This is an important and interesting article about a large-scale field experiment in the Finnish ECEC sector. The article is well written, the field experiment was well executed, and I very much enjoyed reading about it. Implementation of the research design into the field requires a number of adaptations, and the authors guide the reader carefully through all stages of the implementation. They also generously share not only their reflections and considerations on how best to implement the intervention, but also their retrospective evaluation of the choices they made and thoughts on approaches that might have been better. Researchers conducting similar field experiments in the future will greatly benefit from these insights.
The authors find only negligible effects of the intervention on academic and socioemotional skills, results that deviate from existing empirical evidence. In particular, a similar intervention conducted in Norway finds treatment effects of .12 and .13 on a composite index of measured skills at the post-intervention and one-year follow-up surveys (Rege et al., 2024). A possible explanation for the difference is that the interventions changed practice more in the Norwegian experiment than in the Finnish one: While the existing Norwegian preschool curriculum is very nonspecific and unstructured, with a tradition of emphasising free play rather than didactic learning, it appears that the Finnish tradition has a more didactic approach. The Finnish intervention built directly on the existing framework, extending it to five-year-olds, while the Norwegian experiment introduced a new, structured and play-based curriculum. This could explain not only the lack of treatment effects on children whose counterfactual would be childcare, but also the large effects on children whose counterfactual would be home care.
Another notable difference between the Finnish and Norwegian experiments is the scale: While the Norwegian experiment was confined to a specific region and 71 childcare centres that volunteered to participate, the Finnish one covered 956 centres throughout the country. It is possible that Norwegian centres volunteered to take part because they were particularly interested in and motivated to implement this new type of curriculum, and the results may not be generalisable to the full population of centres. This illustrates the importance of large-scale interventions as a knowledge foundation for policymakers before nationwide reforms are implemented.

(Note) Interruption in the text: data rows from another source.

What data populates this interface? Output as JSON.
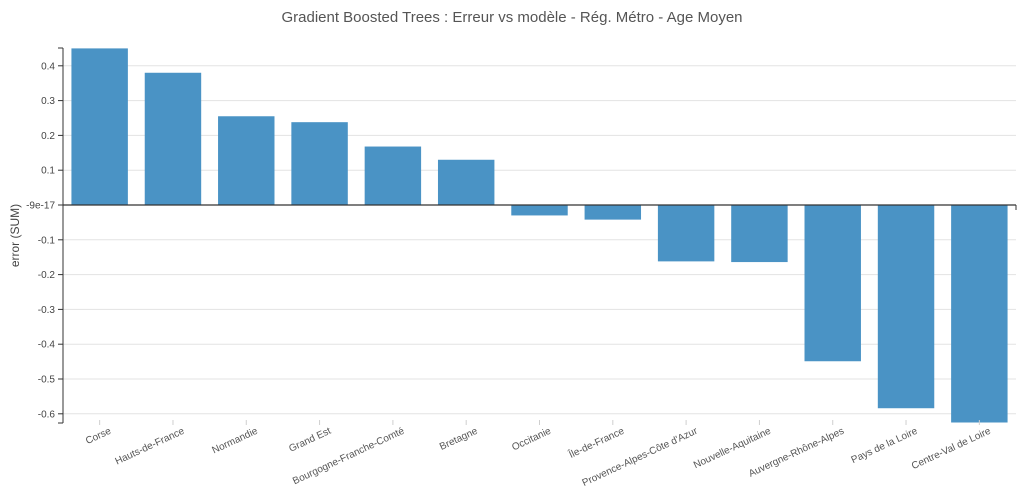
{
  "chart_data": {
    "type": "bar",
    "title": "Gradient Boosted Trees : Erreur vs modèle - Rég. Métro - Age Moyen",
    "xlabel": "",
    "ylabel": "error (SUM)",
    "ylim": [
      -0.63,
      0.45
    ],
    "yticks": [
      0.4,
      0.3,
      0.2,
      0.1,
      0,
      -0.1,
      -0.2,
      -0.3,
      -0.4,
      -0.5,
      -0.6
    ],
    "ytick_labels": [
      "0.4",
      "0.3",
      "0.2",
      "0.1",
      "-9e-17",
      "-0.1",
      "-0.2",
      "-0.3",
      "-0.4",
      "-0.5",
      "-0.6"
    ],
    "categories": [
      "Corse",
      "Hauts-de-France",
      "Normandie",
      "Grand Est",
      "Bourgogne-Franche-Comté",
      "Bretagne",
      "Occitanie",
      "Île-de-France",
      "Provence-Alpes-Côte d'Azur",
      "Nouvelle-Aquitaine",
      "Auvergne-Rhône-Alpes",
      "Pays de la Loire",
      "Centre-Val de Loire"
    ],
    "values": [
      0.45,
      0.38,
      0.255,
      0.238,
      0.168,
      0.13,
      -0.03,
      -0.042,
      -0.162,
      -0.164,
      -0.449,
      -0.584,
      -0.625
    ],
    "grid": true,
    "bar_color": "#4a93c5"
  }
}
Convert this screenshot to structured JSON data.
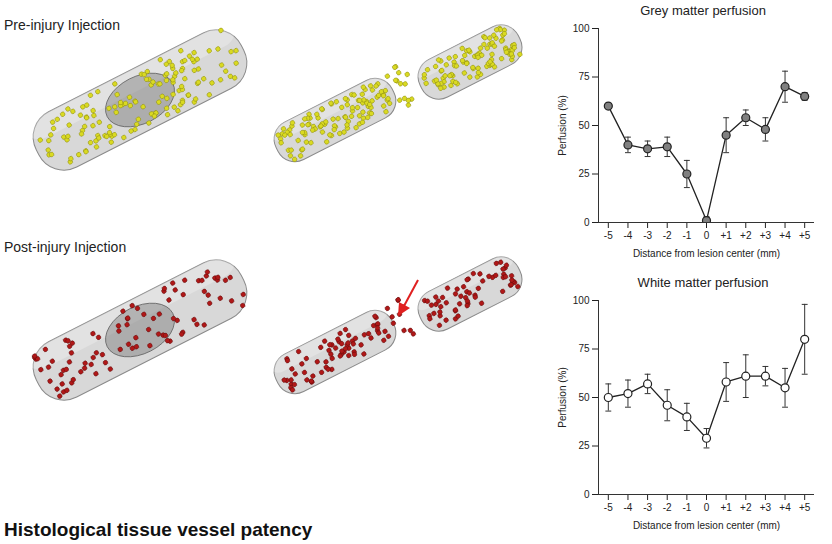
{
  "chart_data": [
    {
      "type": "line",
      "title": "Grey matter perfusion",
      "x_label": "Distance from lesion center (mm)",
      "y_label": "Perfusion (%)",
      "x": [
        -5,
        -4,
        -3,
        -2,
        -1,
        0,
        1,
        2,
        3,
        4,
        5
      ],
      "values": [
        60,
        40,
        38,
        39,
        25,
        1,
        45,
        54,
        48,
        70,
        65
      ],
      "errors": [
        1,
        4,
        4,
        5,
        7,
        2,
        9,
        4,
        6,
        8,
        2
      ],
      "color": "#808080",
      "marker": "circle",
      "xlim": [
        -5.5,
        5.5
      ],
      "xticks": [
        -5,
        -4,
        -3,
        -2,
        -1,
        0,
        {
          "value": 1,
          "label": "+1"
        },
        {
          "value": 2,
          "label": "+2"
        },
        {
          "value": 3,
          "label": "+3"
        },
        {
          "value": 4,
          "label": "+4"
        },
        {
          "value": 5,
          "label": "+5"
        }
      ],
      "ylim": [
        0,
        100
      ],
      "yticks": [
        0,
        25,
        50,
        75,
        100
      ]
    },
    {
      "type": "line",
      "title": "White matter perfusion",
      "x_label": "Distance from lesion center (mm)",
      "y_label": "Perfusion (%)",
      "x": [
        -5,
        -4,
        -3,
        -2,
        -1,
        0,
        1,
        2,
        3,
        4,
        5
      ],
      "values": [
        50,
        52,
        57,
        46,
        40,
        29,
        58,
        61,
        61,
        55,
        80
      ],
      "errors": [
        7,
        7,
        5,
        8,
        7,
        5,
        10,
        11,
        5,
        10,
        18
      ],
      "color": "#ffffff",
      "marker": "circle",
      "xlim": [
        -5.5,
        5.5
      ],
      "xticks": [
        -5,
        -4,
        -3,
        -2,
        -1,
        0,
        {
          "value": 1,
          "label": "+1"
        },
        {
          "value": 2,
          "label": "+2"
        },
        {
          "value": 3,
          "label": "+3"
        },
        {
          "value": 4,
          "label": "+4"
        },
        {
          "value": 5,
          "label": "+5"
        }
      ],
      "ylim": [
        0,
        100
      ],
      "yticks": [
        0,
        25,
        50,
        75,
        100
      ]
    }
  ],
  "figure": {
    "image_labels": [
      "Pre-injury Injection",
      "Post-injury Injection"
    ],
    "section_title": "Histological tissue vessel patency"
  }
}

While it is crucial for the quality of implementation to allow municipalities and centres the necessary autonomy to take ownership of the intervention, this also implies less control over the implementation and a threat to internal validity. In particular, to ensure sufficient resources to implement the intervention, municipalities relocated their most experienced teachers from control to treated centres. Since this implies that also control centres were affected by the intervention, and some even closed down, this should not be considered an integral part of a bundled treatment. I believe this issue deserves more attention in the article.
It appears that baseline test scores were not controlled for in the analyses, possibly because children in home care were not assessed at baseline. It would be useful to have clarification on this and to understand the considerations done on this issue.
Finally, it was interesting to learn about the impressive “culture of experimentation” in the Finnish government and among Finnish policymakers, an example to follow for other countries.